[ovirt-users] One RHEV Virtual Machine does not Automatically Resume following Compellent SAN Controller Failover

Mon May 30 07:43:18 UTC 2016

We see exactly the same, and it does not seem to be Vendor dependend.

- Equallogic Controller Failover -> VM get paused and maybe unpaused but
most dont
- Nexenta ZFS iSCSI with RSF1 HA -> same
- FreeBSD ctld iscsi-target + Heartbeat -> same
- CentOS + iscsi-target + Heartbeat -> same

Multipath Settings are, where available, modified to match the best
practice supplied by the Vendor. On Open Source Solutions we started
with known working multipath/iscsi Settings, and meanwhile nearly every
possible setting has been tested. Without much success.

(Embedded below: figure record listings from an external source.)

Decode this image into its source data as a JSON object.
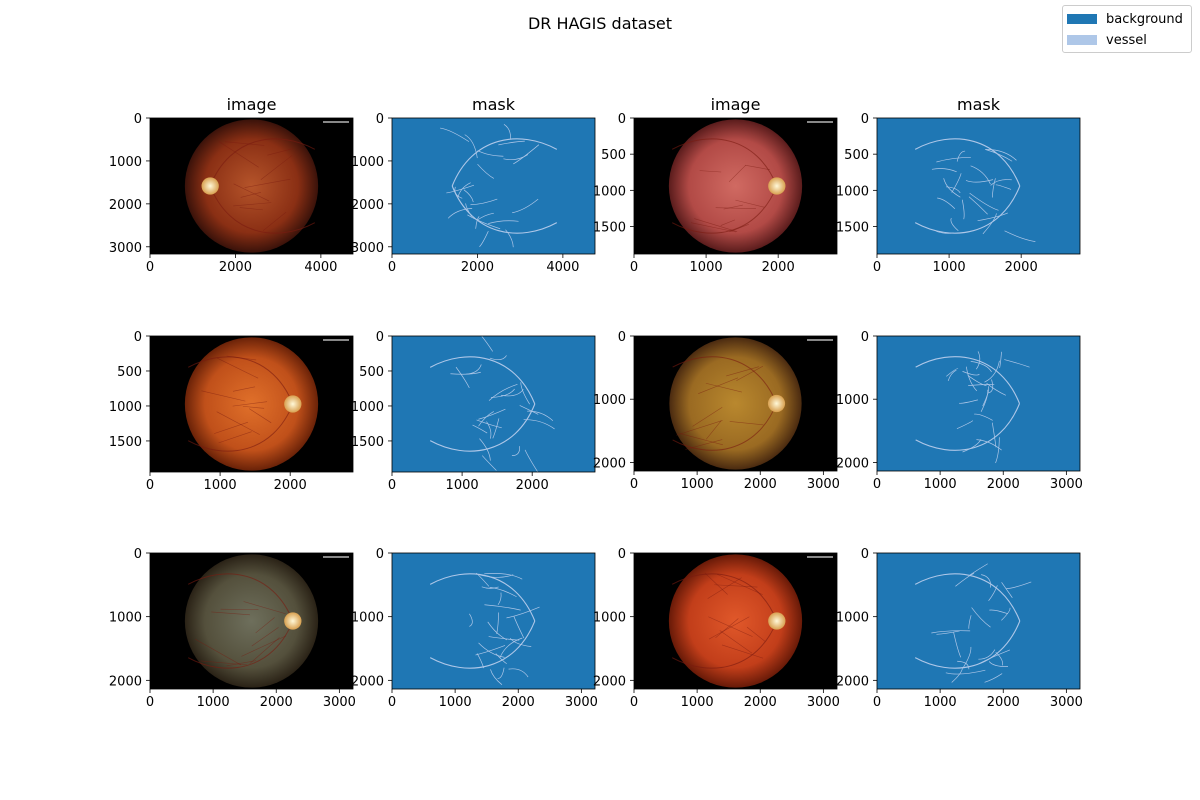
{
  "title": "DR HAGIS dataset",
  "legend": [
    {
      "label": "background",
      "color": "#1f77b4"
    },
    {
      "label": "vessel",
      "color": "#aec7e8"
    }
  ],
  "colors": {
    "background": "#1f77b4",
    "vessel": "#aec7e8",
    "frame": "#000000"
  },
  "chart_data": [
    {
      "type": "heatmap",
      "title": "image",
      "width": 4752,
      "height": 3168,
      "xticks": [
        0,
        2000,
        4000
      ],
      "yticks": [
        0,
        1000,
        2000,
        3000
      ],
      "content": "fundus-photo",
      "fundus_tone": "dark-orange"
    },
    {
      "type": "heatmap",
      "title": "mask",
      "width": 4752,
      "height": 3168,
      "xticks": [
        0,
        2000,
        4000
      ],
      "yticks": [
        0,
        1000,
        2000,
        3000
      ],
      "content": "vessel-mask"
    },
    {
      "type": "heatmap",
      "title": "image",
      "width": 2816,
      "height": 1880,
      "xticks": [
        0,
        1000,
        2000
      ],
      "yticks": [
        0,
        500,
        1000,
        1500
      ],
      "content": "fundus-photo",
      "fundus_tone": "pink-red"
    },
    {
      "type": "heatmap",
      "title": "mask",
      "width": 2816,
      "height": 1880,
      "xticks": [
        0,
        1000,
        2000
      ],
      "yticks": [
        0,
        500,
        1000,
        1500
      ],
      "content": "vessel-mask"
    },
    {
      "type": "heatmap",
      "title": "",
      "width": 2896,
      "height": 1944,
      "xticks": [
        0,
        1000,
        2000
      ],
      "yticks": [
        0,
        500,
        1000,
        1500
      ],
      "content": "fundus-photo",
      "fundus_tone": "bright-orange"
    },
    {
      "type": "heatmap",
      "title": "",
      "width": 2896,
      "height": 1944,
      "xticks": [
        0,
        1000,
        2000
      ],
      "yticks": [
        0,
        500,
        1000,
        1500
      ],
      "content": "vessel-mask"
    },
    {
      "type": "heatmap",
      "title": "",
      "width": 3216,
      "height": 2136,
      "xticks": [
        0,
        1000,
        2000,
        3000
      ],
      "yticks": [
        0,
        1000,
        2000
      ],
      "content": "fundus-photo",
      "fundus_tone": "olive-orange"
    },
    {
      "type": "heatmap",
      "title": "",
      "width": 3216,
      "height": 2136,
      "xticks": [
        0,
        1000,
        2000,
        3000
      ],
      "yticks": [
        0,
        1000,
        2000
      ],
      "content": "vessel-mask"
    },
    {
      "type": "heatmap",
      "title": "",
      "width": 3216,
      "height": 2136,
      "xticks": [
        0,
        1000,
        2000,
        3000
      ],
      "yticks": [
        0,
        1000,
        2000
      ],
      "content": "fundus-photo",
      "fundus_tone": "grey-green"
    },
    {
      "type": "heatmap",
      "title": "",
      "width": 3216,
      "height": 2136,
      "xticks": [
        0,
        1000,
        2000,
        3000
      ],
      "yticks": [
        0,
        1000,
        2000
      ],
      "content": "vessel-mask"
    },
    {
      "type": "heatmap",
      "title": "",
      "width": 3216,
      "height": 2136,
      "xticks": [
        0,
        1000,
        2000,
        3000
      ],
      "yticks": [
        0,
        1000,
        2000
      ],
      "content": "fundus-photo",
      "fundus_tone": "red-orange"
    },
    {
      "type": "heatmap",
      "title": "",
      "width": 3216,
      "height": 2136,
      "xticks": [
        0,
        1000,
        2000,
        3000
      ],
      "yticks": [
        0,
        1000,
        2000
      ],
      "content": "vessel-mask"
    }
  ]
}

To me it looks like Ovirt/Rhev is way to sensitive to iSCSI
Interruptions, and it feels like gambling what the engine might do to
your VM (or not).

Am 11/23/2015 um 8:37 PM schrieb Duckworth, Douglas C:
> Hello --
> 
> Not sure if y'all can help with this issue we've been seeing with RHEV...
> 
> On 11/13/2015, during Code Upgrade of Compellent SAN at our Disaster
> Recovery Site, we Failed Over to Secondary SAN Controller.  Most Virtual
> Machines in our DR Cluster Resumed automatically after Pausing except VM
> "BADVM" on Host "BADHOST."
> 
> In Engine.log you can see that BADVM was sent into "VM_PAUSED_EIO" state
> at 10:47:57:
> 
> "VM BADVM has paused due to storage I/O problem."
> 
> On this Red Hat Enterprise Virtualization Hypervisor 6.6
> (20150512.0.el6ev) Host, two other VMs paused but then automatically
> resumed without System Administrator intervention...
> 
> In our DR Cluster, 22 VMs also resumed automatically...
> 
> None of these Guest VMs are engaged in high I/O as these are DR site VMs
> not currently doing anything.
> 
> We sent this information to Dell.  Their response:
> 
> "The root cause may reside within your virtualization solution, not the
> parent OS (RHEV-Hypervisor disc) or Storage (Dell Compellent.)"
> 
> We are doing this Failover again on Sunday November 29th so we would
> like to know how to mitigate this issue, given we have to manually
> resume paused VMs that don't resume automatically.
> 
> Before we initiated SAN Controller Failover, all iSCSI paths to Targets
> were present on Host tulhv2p03.
> 
> VM logs on Host show in /var/log/libvirt/qemu/badhost.log that Storage
> error was reported:
> 
> block I/O error in device 'drive-virtio-disk0': Input/output error (5)
> block I/O error in device 'drive-virtio-disk0': Input/output error (5)
> block I/O error in device 'drive-virtio-disk0': Input/output error (5)
> block I/O error in device 'drive-virtio-disk0': Input/output error (5)
> 
> All disks used by this Guest VM are provided by single Storage Domain
> COM_3TB4_DR with serial "270."  In syslog we do see that all paths for
> that Storage Domain Failed:
> 
> Nov 13 16:47:40 multipathd: 36000d310005caf000000000000000270: remaining
> active paths: 0
> 
> Though these recovered later:
> 
> Nov 13 16:59:17 multipathd: 36000d310005caf000000000000000270: sdbg -
> tur checker reports path is up
> Nov 13 16:59:17 multipathd: 36000d310005caf000000000000000270: remaining
> active paths: 8
> 
> Does anyone have an idea of why the VM would fail to automatically
> resume if the iSCSI paths used by its Storage Domain recovered?
> 
> Thanks
> Doug
>